The raw seafood dish kinilaw from the Philippines is sometimes referred to as "Philippine ceviche" in English, though it is an indigenous pre-colonial dish. Unlike Latin American ceviches which is restricted to using citrus juices, kinilaw can use a variety of acidic denaturing ingredients. The most commonly used is vinegar (usually coconut vinegar), but it can also use other acidic fruit juices (commonly native calamansi or key limes, but can also be other native sour fruits like carambola, green mangoes, binukaw, or bilimbi) in addition to or instead of vinegar. It also sometimes adds other ingredients to neutralize the fishy taste, like extracts from tabon-tabon nuts, mangrove bark, or young coconuts. It is indigenous to the Philippines, with direct archeological evidence dating back to the 10th to 13th century AD. It was also described by Spanish explorers to the Philippines, with the earliest mention being in the Vocabulario de la lengua tagala (1613) as cqinicqilao and cquilao.
Kinilaw typically use tanigue (Spanish mackerels), malasugi (marlins or swordfish), and anchovies. The raw fish are cubed and then marinated in vinegar, souring agents, salt, and spices like black pepper, ginger, onion, and chili peppers (commonly siling labuyo or bird's eye chili). Variants can also use other ingredients, like shrimp, squid, clams, oysters, crabs, sea urchin roe, seaweed, shipworms (tamilok), vegetables, and cooked meat (usually goat meat, pork, beef, or chicken).
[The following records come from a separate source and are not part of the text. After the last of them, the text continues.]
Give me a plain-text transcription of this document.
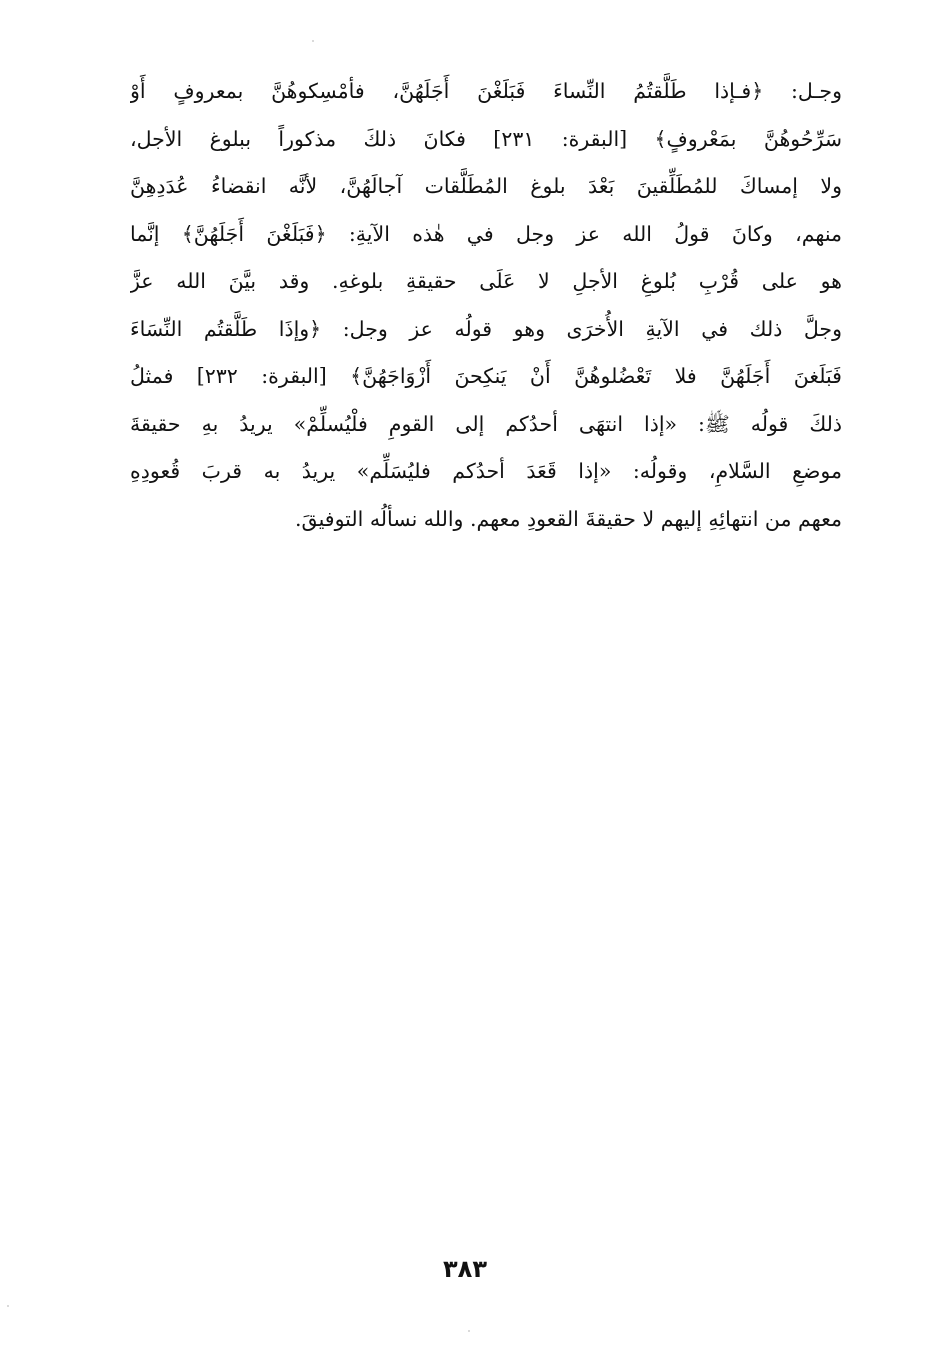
وجـل: ﴿فـإذا طَلَّقتُمُ النِّساءَ فَبَلَغْنَ أَجَلَهُنَّ، فأمْسِكوهُنَّ بمعروفٍ أَوْ
سَرِّحُوهُنَّ بمَعْروفٍ﴾ [البقرة: ٢٣١] فكانَ ذلكَ مذكوراً ببلوغ الأجل،
ولا إمساكَ للمُطَلِّقينَ بَعْدَ بلوغ المُطَلَّقات آجالَهُنَّ، لأنَّه انقضاءُ عُدَدِهِنَّ
منهم، وكانَ قولُ الله عز وجل في هٰذه الآيةِ: ﴿فَبَلَغْنَ أَجَلَهُنَّ﴾ إنَّما
هو على قُرْبِ بُلوغِ الأجلِ لا عَلَى حقيقةِ بلوغهِ. وقد بيَّنَ الله عزَّ
وجلَّ ذلك في الآيةِ الأُخرَى وهو قولُه عز وجل: ﴿وإذَا طَلَّقتُم النِّسَاءَ
فَبَلَغنَ أَجَلَهُنَّ فلا تَعْضُلوهُنَّ أَنْ يَنكِحنَ أَزْوَاجَهُنَّ﴾ [البقرة: ٢٣٢] فمثلُ
ذلكَ قولُه ﷺ: «إذا انتهَى أحدُكم إلى القومِ فلْيُسلِّمْ» يريدُ بهِ حقيقةَ
موضعِ السَّلامِ، وقولُه: «إذا قَعَدَ أحدُكم فليُسَلِّم» يريدُ به قربَ قُعودِهِ
معهم من انتهائِهِ إليهم لا حقيقةَ القعودِ معهم. والله نسألُه التوفيقَ.
٣٨٣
In the Northern Mariana Islands, kelaguen, is another ceviche-type dish among the Chamorro people. It is derived from and closely resembles the Philippine kilawin. It is believed to have originated from Filipino settlers during the Manila galleon trade in the Spanish period. Like the Philippine kilawin, the Chamorro dish is also not restricted to fish or seafood, and can use cooked meat (commonly chicken or beef), but it is influenced by the Latin American version in that they exclusively use citrus juices. It is usually served with titiya (Chamorro tortillas) during fiestas.
A similar dish to the Philippine kinilaw, is the 'ota 'ika found throughout most of Polynesia. It is made from cubed raw fish marinated in citrus and coconut milk. In Hawaii, a descendant dish is the poke, though it does not use citrus fruits or vinegar, instead using salt, seaweed, and candlenut.
Bad sanitary conditions in its preparation may lead to illness. Aside from contaminants, raw seafood can also be the vector for various pathogens, viral and bacterial, as well as larger parasitic creatures. According to the 2009 Food Code published by the United States Food and Drug Administration (FDA) and more recent studies, specific microbial hazards in ceviche include Anisakis simplex, Diphyllobothrium spp., Pseudoterranova decipiens and Pseudoterranova cattani, and Vibrio parahaemolyticus. Anisakiasis is a zoonotic disease caused by the ingestion of larval nematodes in raw seafood dishes such as ceviche. The Latin American cholera outbreaks in the 1990s may have been attributed to the consumption of raw cholera-infested seafood that was eaten as ceviche.
The American Dietetic Association urges women to avoid ceviche during pregnancy due to the health risks it proposes if not prepared properly.